UNO Q EchoGlow Workshop - Part 2
Why It Matters
It shows developers how to rapidly prototype edge‑AI devices, turning a simple Arduino board into a voice‑controlled smart lamp, accelerating IoT product development.
Key Takeaways
- •Update boards and install the Uno Q EchoGlow brick in App Lab.
- •Clone Qualcomm Arduino EdgeWS repo and run Linux setup commands.
- •Build and deploy keyword‑spotting AI model targeting Arduino Uno Q.
- •Save the generated EIM file and verify “in use” status.
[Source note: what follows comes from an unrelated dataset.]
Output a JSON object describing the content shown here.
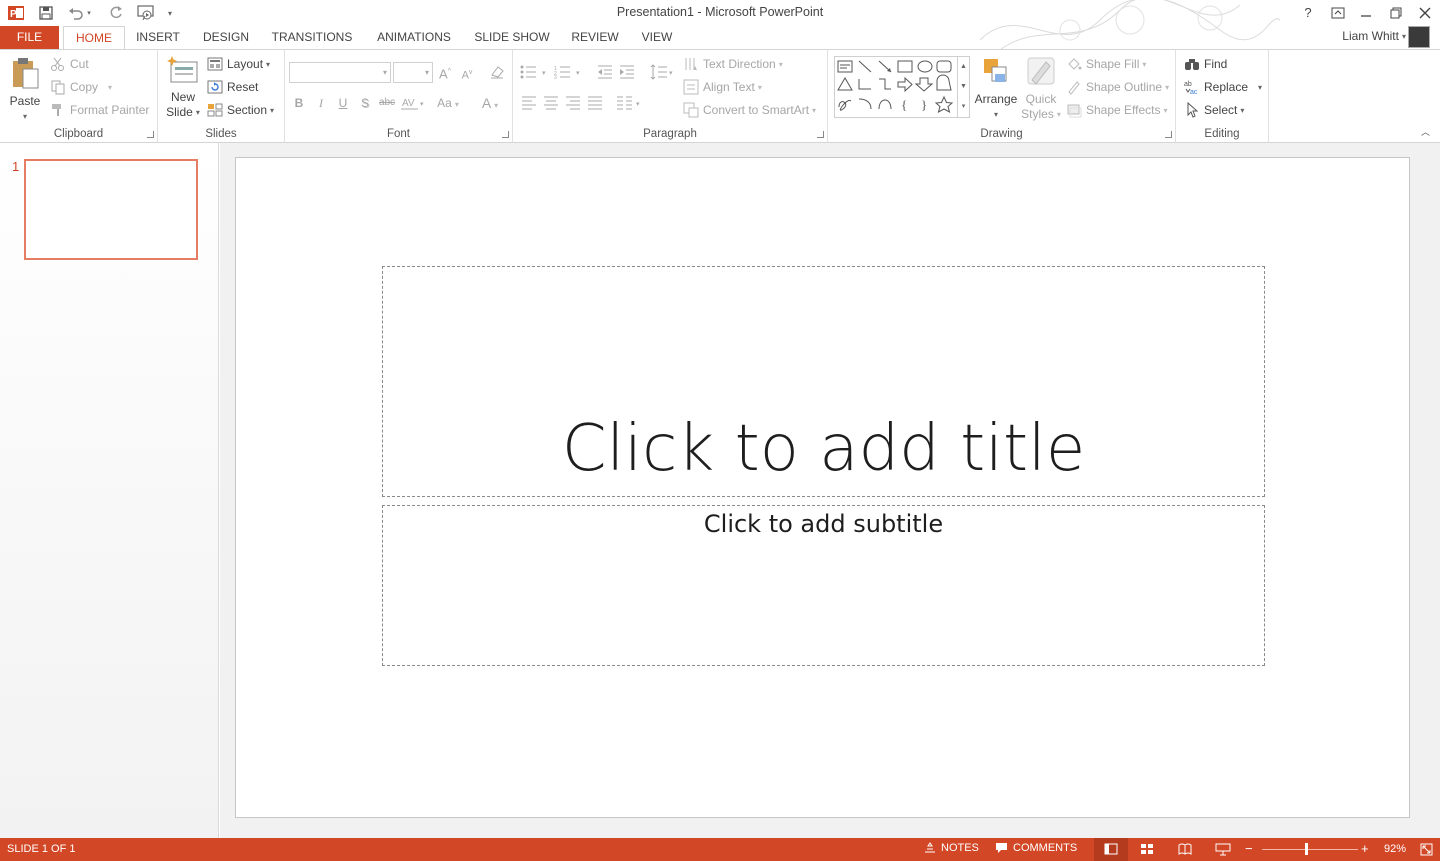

- •Assemble three custom PCBs using ribbon and flat cables correctly.
Summary
The second part of the UNO Q EchoGlow workshop walks participants through preparing the hardware and deploying a keyword‑spotting AI model to turn the board into a smart lamp. It begins with updating Arduino boards, installing the pre‑packaged EchoGlow brick in App Lab, and cloning the Qualcomm Arduino EdgeWS GitHub repository before running a series of Linux commands on the device. Key steps include verifying the seven‑out‑of‑seven setup checks, performing a pseudo‑reboot, and selecting the Arduino Uno Q Qualcomm chip as the deployment target. After building the model, the workflow generates an EIM file, which must be saved and marked “in use” before flashing the board. The presenter emphasizes safety – warning that an untested model can be discarded – and highlights practical details such as copying example sketches, naming conventions, and the back‑and‑forth authentication between Edge Impulse and Arduino App Lab. Hardware assembly is covered in depth, with three custom PCBs (microphone, LEDs, shield) connected via ribbon and flat cables, and tips for correctly orienting connectors. Successfully completing these steps enables developers to prototype an AI‑enabled EchoGlow lamp, demonstrating a full end‑to‑end pipeline from model training to physical product integration, and illustrating best practices for edge‑AI deployment on Arduino’s Qualcomm‑based platform.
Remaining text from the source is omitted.